One day I woke up in the morning, and was hungry, so I went to the kitchen to make breakfast. I had been off of Prozac for two days, and I was feeling the effects. All I wanted to make was eggs, scrambled eggs no less. I looked in the fridge and I heard a voice in my head say “What are you doing? You can’t do this? You’ll probably just fail… What’s the point?”
Yeah… I actually heard my brain say that to me, like a person in the room.
It made me feel awful… Like there was nothing I could do to get over this problem of not having breakfast. Now you’re probably scratching your head or chin or elbow at this point and thinking… “That’s ridiculous” … well I had the same response.
This voice in my head was the thing in the shrouded box that no-body can see into, not even me. The evil blackness lurking in the closet, or what Winston Churchill referred to as the “black dog” snarling at him from the corner of the room.
So I examined this “voice” in my head, and now that I had heard it, I was able to hear it again and again and again. I had taken it out of the shrouded box, and placed it into the box that I could see into. It was that hard, but that simple at the same time. I mean after all, how do you hear a voice that you can’t hear? But once I heard it, the game changed.

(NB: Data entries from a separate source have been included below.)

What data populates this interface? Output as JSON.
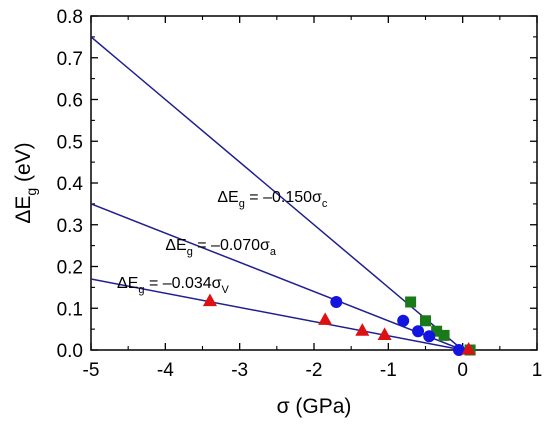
{
  "chart_data": {
    "type": "scatter",
    "x_axis": {
      "label_symbol": "σ",
      "label_unit": " (GPa)",
      "range": [
        -5,
        1
      ],
      "major_ticks": [
        -5,
        -4,
        -3,
        -2,
        -1,
        0,
        1
      ],
      "tick_labels": [
        "-5",
        "-4",
        "-3",
        "-2",
        "-1",
        "0",
        "1"
      ]
    },
    "y_axis": {
      "label_prefix": "ΔE",
      "label_sub": "g",
      "label_unit": " (eV)",
      "range": [
        0,
        0.8
      ],
      "major_ticks": [
        0,
        0.1,
        0.2,
        0.3,
        0.4,
        0.5,
        0.6,
        0.7,
        0.8
      ],
      "tick_labels": [
        "0.0",
        "0.1",
        "0.2",
        "0.3",
        "0.4",
        "0.5",
        "0.6",
        "0.7",
        "0.8"
      ]
    },
    "grid": false,
    "lines": [
      {
        "name": "c",
        "slope": -0.15,
        "color": "#1f1f8f",
        "annotation": {
          "prefix": "ΔE",
          "sub": "g",
          "mid": " = –0.150σ",
          "sigma_sub": "c",
          "x": -3.3,
          "y": 0.355
        }
      },
      {
        "name": "a",
        "slope": -0.07,
        "color": "#1f1f8f",
        "annotation": {
          "prefix": "ΔE",
          "sub": "g",
          "mid": " = –0.070σ",
          "sigma_sub": "a",
          "x": -4.0,
          "y": 0.24
        }
      },
      {
        "name": "V",
        "slope": -0.034,
        "color": "#1f1f8f",
        "annotation": {
          "prefix": "ΔE",
          "sub": "g",
          "mid": " = –0.034σ",
          "sigma_sub": "V",
          "x": -4.65,
          "y": 0.148
        }
      }
    ],
    "series": [
      {
        "marker": "square",
        "color": "#1a7a1a",
        "points": [
          [
            -0.7,
            0.115
          ],
          [
            -0.5,
            0.07
          ],
          [
            -0.35,
            0.045
          ],
          [
            -0.25,
            0.035
          ],
          [
            0.1,
            0.0
          ]
        ]
      },
      {
        "marker": "circle",
        "color": "#1414e0",
        "points": [
          [
            -1.7,
            0.115
          ],
          [
            -0.8,
            0.07
          ],
          [
            -0.6,
            0.045
          ],
          [
            -0.45,
            0.033
          ],
          [
            -0.05,
            0.0
          ]
        ]
      },
      {
        "marker": "triangle",
        "color": "#dd1111",
        "points": [
          [
            -3.4,
            0.118
          ],
          [
            -1.85,
            0.073
          ],
          [
            -1.35,
            0.047
          ],
          [
            -1.05,
            0.037
          ],
          [
            0.08,
            0.002
          ]
        ]
      }
    ]
  }
}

Suddenly I realized that this “voice” had something to say about everything I did in my life. And every time it did, I got angry, and defensive and turned in on myself. Needing to change that, I rebelled against the voice. I shut it up, I laughed at it, and I proved it wrong.

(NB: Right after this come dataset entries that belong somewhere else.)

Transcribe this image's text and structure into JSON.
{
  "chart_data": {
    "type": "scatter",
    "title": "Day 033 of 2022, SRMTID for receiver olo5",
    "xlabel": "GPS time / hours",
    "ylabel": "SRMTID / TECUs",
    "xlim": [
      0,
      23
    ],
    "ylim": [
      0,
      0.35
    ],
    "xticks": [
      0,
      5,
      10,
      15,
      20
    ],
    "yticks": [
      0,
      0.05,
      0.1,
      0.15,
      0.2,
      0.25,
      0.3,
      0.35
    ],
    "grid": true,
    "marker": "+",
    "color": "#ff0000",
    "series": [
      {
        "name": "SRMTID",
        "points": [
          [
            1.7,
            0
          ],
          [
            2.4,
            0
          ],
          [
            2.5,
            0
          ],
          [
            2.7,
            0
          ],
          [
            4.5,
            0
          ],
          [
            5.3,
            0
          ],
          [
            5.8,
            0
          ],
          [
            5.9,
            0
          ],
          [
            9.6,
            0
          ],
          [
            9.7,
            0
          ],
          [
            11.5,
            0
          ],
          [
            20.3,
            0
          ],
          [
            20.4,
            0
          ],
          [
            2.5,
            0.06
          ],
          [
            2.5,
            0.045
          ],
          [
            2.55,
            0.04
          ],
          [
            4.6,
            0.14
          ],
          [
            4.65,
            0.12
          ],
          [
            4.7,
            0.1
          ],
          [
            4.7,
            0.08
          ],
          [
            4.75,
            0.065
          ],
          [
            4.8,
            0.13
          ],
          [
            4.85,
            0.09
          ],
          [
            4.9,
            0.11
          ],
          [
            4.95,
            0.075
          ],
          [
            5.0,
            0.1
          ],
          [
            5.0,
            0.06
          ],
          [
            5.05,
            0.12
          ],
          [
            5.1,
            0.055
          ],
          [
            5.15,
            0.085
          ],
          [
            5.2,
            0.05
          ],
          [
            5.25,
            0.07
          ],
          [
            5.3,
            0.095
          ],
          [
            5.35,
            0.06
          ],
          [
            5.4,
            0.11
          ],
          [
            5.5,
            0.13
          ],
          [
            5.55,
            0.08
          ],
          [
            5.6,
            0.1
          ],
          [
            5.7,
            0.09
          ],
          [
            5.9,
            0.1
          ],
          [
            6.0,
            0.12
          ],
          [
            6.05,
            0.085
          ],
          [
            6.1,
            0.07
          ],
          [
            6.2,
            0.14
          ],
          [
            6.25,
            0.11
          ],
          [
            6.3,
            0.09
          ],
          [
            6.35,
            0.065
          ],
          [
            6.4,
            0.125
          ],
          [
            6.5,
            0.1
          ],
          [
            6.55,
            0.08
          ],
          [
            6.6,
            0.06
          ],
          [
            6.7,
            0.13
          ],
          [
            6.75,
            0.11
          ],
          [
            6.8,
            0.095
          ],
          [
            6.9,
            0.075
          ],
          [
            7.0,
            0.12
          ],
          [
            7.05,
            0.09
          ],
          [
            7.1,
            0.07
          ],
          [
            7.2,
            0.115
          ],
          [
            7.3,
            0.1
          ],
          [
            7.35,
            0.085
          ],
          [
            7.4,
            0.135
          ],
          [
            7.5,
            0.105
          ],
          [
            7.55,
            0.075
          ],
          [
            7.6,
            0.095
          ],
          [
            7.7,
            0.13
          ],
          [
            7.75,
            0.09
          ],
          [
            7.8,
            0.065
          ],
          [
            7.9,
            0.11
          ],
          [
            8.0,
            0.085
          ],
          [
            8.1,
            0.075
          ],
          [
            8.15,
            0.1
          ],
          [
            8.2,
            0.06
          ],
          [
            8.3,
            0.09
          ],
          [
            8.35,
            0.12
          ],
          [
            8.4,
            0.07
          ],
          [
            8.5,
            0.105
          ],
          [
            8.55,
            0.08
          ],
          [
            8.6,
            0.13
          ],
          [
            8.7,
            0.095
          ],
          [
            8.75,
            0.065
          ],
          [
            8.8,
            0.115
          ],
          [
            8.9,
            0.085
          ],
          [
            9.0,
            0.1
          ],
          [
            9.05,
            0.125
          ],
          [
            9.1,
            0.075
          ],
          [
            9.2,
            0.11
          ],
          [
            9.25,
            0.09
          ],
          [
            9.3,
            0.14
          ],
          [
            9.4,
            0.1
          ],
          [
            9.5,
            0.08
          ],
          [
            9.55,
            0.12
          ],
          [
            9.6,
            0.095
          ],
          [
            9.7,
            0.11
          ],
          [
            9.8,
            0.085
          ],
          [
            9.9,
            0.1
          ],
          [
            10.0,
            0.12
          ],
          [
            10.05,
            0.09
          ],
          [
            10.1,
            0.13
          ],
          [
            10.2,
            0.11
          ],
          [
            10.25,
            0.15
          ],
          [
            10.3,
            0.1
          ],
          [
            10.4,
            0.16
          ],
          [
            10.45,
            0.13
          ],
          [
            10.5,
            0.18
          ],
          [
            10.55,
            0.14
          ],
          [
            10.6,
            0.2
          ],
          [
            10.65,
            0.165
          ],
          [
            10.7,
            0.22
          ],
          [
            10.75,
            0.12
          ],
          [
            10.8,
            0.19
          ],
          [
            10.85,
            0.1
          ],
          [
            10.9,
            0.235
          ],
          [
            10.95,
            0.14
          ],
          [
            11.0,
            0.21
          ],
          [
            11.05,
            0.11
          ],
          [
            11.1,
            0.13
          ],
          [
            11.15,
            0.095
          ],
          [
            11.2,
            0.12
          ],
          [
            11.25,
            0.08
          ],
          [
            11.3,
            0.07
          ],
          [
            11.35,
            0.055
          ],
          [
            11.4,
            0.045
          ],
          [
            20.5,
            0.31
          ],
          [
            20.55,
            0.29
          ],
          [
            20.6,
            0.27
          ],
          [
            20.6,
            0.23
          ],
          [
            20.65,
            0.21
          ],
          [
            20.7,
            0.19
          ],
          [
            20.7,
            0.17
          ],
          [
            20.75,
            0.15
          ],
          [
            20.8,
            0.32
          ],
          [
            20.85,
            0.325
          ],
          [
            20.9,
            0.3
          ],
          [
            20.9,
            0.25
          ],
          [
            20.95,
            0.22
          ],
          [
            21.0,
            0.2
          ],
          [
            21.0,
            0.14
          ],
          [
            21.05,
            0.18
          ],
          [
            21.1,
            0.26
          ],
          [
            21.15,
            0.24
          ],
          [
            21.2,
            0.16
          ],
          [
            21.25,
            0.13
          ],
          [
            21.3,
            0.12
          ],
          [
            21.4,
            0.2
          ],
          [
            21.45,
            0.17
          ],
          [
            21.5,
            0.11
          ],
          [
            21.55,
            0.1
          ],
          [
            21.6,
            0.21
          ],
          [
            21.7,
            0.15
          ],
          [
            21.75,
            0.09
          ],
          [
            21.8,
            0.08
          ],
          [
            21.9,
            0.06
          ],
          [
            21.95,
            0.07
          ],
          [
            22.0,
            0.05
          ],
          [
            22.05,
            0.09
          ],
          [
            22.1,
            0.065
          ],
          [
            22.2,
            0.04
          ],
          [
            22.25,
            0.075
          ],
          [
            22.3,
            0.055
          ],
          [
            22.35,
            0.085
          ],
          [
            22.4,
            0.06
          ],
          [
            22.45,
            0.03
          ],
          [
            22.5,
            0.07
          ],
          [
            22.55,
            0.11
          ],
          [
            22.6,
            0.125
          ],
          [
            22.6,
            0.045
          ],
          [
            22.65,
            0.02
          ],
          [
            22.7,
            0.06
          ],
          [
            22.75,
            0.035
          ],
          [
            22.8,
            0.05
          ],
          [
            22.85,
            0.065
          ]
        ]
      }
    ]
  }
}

You see, my problem was coming from inside my own head. My own head had turned against me, and was telling me the worst things that a person would want to hear. Creating a constantly defensive state of mind. Since I didn’t know it was my own head, I assumed it was the world around me, and since I couldn’t affect the world around me, I assumed it was affecting me, so I defended myself and shoved it away and wanted nothing to do with it, and then complained about why life was so hard and depressing.
Now it is true that my parents were responsible for creating this behavior within me, but that was years ago, before I was an adult, who thought for himself and lives his own life. I couldn’t blame my parents, because that didn’t change the fact that I was thinking incorrectly.
So here is the biggest realization that I came upon that changed my life. It turned my world around, from one of constant pain and sorrow, to one of constant joy:
The way I react to the world is 100%, irrevocably, my fault. No-one makes me do, say or feel anything accept myself.